In 2007 is een beperking in de afschrijving op gebouwen ingevoerd. Deze beperking houdt in dat afschrijving alleen mogelijk is indien de boekwaarde van het gebouw hoger is dan de bodemwaarde en ten hoogste het verschil daartussen bedraagt. De bodemwaarde bedraagt 50% van de WOZ-waarde.
Voor de afschrijving worden de onderdelen van een gebouw, de daarbij behorende ondergrond en aanhorigheden als één bedrijfsmiddel beschouwd.
In een hoger beroepszaak voor het gerechtshof ging het onlangs om de vraag of een mestsilo, de erfverharding en de sleufsilo’s als aanhorigheden moeten worden beschouwd. Volgens de belastinginspecteur is dit het geval, waardoor deze bouwwerken onder de afschrijvingsbeperking vallen en dus niet tot de restwaarde kunnen worden afgeschreven.
Voor de term aanhorigheden is volgens het hof beslissend of de bouwwerken ‘behoren bij, in gebruik bij en dienstbaar zijn aan’ het gebouw.
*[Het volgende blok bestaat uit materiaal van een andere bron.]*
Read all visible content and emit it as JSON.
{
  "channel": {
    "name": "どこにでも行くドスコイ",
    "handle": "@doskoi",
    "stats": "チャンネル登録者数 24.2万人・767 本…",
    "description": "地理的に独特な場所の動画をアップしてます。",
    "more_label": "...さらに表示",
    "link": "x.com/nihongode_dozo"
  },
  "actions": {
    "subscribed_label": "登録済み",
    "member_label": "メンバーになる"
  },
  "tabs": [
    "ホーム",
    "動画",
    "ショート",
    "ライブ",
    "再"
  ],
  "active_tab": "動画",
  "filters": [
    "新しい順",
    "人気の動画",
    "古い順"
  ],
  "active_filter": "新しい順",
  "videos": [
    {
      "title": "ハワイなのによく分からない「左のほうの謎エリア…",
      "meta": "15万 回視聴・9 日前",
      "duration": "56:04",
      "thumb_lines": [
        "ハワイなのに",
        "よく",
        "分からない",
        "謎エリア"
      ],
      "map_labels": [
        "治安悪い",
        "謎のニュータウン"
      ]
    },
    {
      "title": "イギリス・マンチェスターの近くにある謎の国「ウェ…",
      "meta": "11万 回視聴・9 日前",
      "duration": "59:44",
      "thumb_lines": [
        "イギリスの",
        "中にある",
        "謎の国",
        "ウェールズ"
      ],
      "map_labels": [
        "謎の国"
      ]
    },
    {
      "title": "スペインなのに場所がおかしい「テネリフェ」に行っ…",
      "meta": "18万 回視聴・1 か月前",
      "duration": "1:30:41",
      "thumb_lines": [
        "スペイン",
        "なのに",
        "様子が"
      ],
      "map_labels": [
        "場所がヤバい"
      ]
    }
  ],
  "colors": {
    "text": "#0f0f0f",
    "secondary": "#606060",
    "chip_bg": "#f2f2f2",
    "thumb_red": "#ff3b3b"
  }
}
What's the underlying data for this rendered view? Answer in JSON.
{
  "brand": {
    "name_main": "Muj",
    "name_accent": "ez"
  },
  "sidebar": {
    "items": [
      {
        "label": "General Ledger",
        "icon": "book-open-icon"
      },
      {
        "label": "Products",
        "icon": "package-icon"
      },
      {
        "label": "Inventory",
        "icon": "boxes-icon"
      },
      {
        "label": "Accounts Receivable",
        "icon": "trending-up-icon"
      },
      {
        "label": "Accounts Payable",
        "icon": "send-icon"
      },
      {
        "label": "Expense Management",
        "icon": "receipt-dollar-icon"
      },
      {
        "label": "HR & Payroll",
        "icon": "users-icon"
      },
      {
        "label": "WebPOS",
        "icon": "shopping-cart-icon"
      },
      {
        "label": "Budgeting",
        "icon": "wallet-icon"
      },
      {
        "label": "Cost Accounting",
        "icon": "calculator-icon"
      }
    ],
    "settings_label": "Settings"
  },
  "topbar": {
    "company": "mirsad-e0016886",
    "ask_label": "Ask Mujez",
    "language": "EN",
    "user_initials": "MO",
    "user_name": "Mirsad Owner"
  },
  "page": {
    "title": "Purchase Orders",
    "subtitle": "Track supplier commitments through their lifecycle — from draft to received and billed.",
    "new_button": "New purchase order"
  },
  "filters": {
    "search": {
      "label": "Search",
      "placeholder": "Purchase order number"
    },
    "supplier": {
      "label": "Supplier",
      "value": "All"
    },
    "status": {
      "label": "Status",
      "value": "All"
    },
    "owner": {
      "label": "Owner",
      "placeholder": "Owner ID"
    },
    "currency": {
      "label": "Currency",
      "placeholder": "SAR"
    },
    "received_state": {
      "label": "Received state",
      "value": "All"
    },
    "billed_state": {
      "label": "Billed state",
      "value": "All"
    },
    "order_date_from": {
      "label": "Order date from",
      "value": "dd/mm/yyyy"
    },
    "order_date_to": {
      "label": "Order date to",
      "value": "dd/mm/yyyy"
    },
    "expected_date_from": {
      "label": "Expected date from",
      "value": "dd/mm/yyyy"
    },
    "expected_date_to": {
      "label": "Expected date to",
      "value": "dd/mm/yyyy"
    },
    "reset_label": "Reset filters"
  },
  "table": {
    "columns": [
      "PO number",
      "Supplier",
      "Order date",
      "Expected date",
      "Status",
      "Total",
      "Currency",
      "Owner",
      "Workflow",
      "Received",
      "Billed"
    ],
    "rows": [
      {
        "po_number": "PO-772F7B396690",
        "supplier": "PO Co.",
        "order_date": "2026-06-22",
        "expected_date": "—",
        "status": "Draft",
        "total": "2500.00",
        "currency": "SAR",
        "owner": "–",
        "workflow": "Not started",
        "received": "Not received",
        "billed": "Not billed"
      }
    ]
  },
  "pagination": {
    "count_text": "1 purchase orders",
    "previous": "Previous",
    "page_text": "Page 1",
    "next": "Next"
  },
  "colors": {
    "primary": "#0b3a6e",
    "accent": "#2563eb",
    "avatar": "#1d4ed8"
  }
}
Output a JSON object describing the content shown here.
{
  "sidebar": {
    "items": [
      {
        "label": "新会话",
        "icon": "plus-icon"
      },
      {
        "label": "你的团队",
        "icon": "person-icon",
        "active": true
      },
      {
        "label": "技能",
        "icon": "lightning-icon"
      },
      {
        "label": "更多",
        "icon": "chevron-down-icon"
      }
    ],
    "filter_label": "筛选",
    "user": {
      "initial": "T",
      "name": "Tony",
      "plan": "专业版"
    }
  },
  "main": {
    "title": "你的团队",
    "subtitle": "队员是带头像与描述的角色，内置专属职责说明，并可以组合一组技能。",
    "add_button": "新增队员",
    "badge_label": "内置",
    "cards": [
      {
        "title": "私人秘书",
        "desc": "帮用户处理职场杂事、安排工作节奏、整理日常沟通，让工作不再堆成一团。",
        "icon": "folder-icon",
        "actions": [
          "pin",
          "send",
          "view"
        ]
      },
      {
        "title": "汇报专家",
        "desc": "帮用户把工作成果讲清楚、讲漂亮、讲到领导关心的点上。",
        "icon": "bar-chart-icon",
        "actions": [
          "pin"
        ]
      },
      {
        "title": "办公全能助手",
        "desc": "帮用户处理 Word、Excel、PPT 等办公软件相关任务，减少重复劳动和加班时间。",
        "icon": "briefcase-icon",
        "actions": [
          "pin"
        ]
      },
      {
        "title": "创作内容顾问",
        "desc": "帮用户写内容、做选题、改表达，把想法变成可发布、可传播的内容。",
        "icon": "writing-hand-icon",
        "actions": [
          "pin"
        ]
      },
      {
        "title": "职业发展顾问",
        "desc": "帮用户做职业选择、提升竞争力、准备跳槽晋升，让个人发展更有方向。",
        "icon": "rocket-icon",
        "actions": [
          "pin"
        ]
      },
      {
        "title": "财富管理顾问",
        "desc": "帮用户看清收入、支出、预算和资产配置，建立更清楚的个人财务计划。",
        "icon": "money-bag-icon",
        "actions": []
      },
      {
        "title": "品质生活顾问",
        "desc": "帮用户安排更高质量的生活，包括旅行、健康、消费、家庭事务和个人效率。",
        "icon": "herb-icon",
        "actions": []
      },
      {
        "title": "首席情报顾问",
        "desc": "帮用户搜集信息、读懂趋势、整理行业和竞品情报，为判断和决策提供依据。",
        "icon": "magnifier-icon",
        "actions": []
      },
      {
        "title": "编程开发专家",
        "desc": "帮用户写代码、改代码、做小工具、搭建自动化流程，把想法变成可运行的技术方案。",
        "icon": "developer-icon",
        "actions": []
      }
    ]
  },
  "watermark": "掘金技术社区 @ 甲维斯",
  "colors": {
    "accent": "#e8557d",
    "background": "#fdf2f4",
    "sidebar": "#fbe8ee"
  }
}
Het hof oordeelde dat genoemde bouwwerken zijn gelegen in de nabijheid van de stallen en andere bedrijfsgebouwen. De mestsilo was bovendien via een slang verbonden met de mestputten onder de stallen. Verder zijn het bouwwerken die normaal gesproken behoren bij een agrarisch bedrijf, ze zijn daarbij in gebruik en ook dienstbaar aan de stallen. Ten aanzien van de erfverharding merkte het Hof op dat dit weliswaar ook werd gebruikt door wandelaars en fietsers, maar dat dat gebruik ondergeschikt was aan het gebruik van de erfverharding binnen de bedrijfsvoering. Voor de uitoefening van het agrarische bedrijf dienen de stallen, de silo’s, schuren en andere bedrijfsgebouwen immers bereikbaar te zijn. Dat maakt dat ook de erfverharding behoort bij deze gebouwen, daarbij in gebruik is en daaraan dienstbaar is. Gelet op het voorgaande kwalificeren de mestsilo, de erfverharding en de sleufsilo’s alle als aanhorigheden.
De uitspraak betekent voor veel bedrijven een niet onaanzienlijke beperking van de afschrijving. Mogelijk wordt tegen de uitspraak cassatie bij de Hoge Raad ingesteld.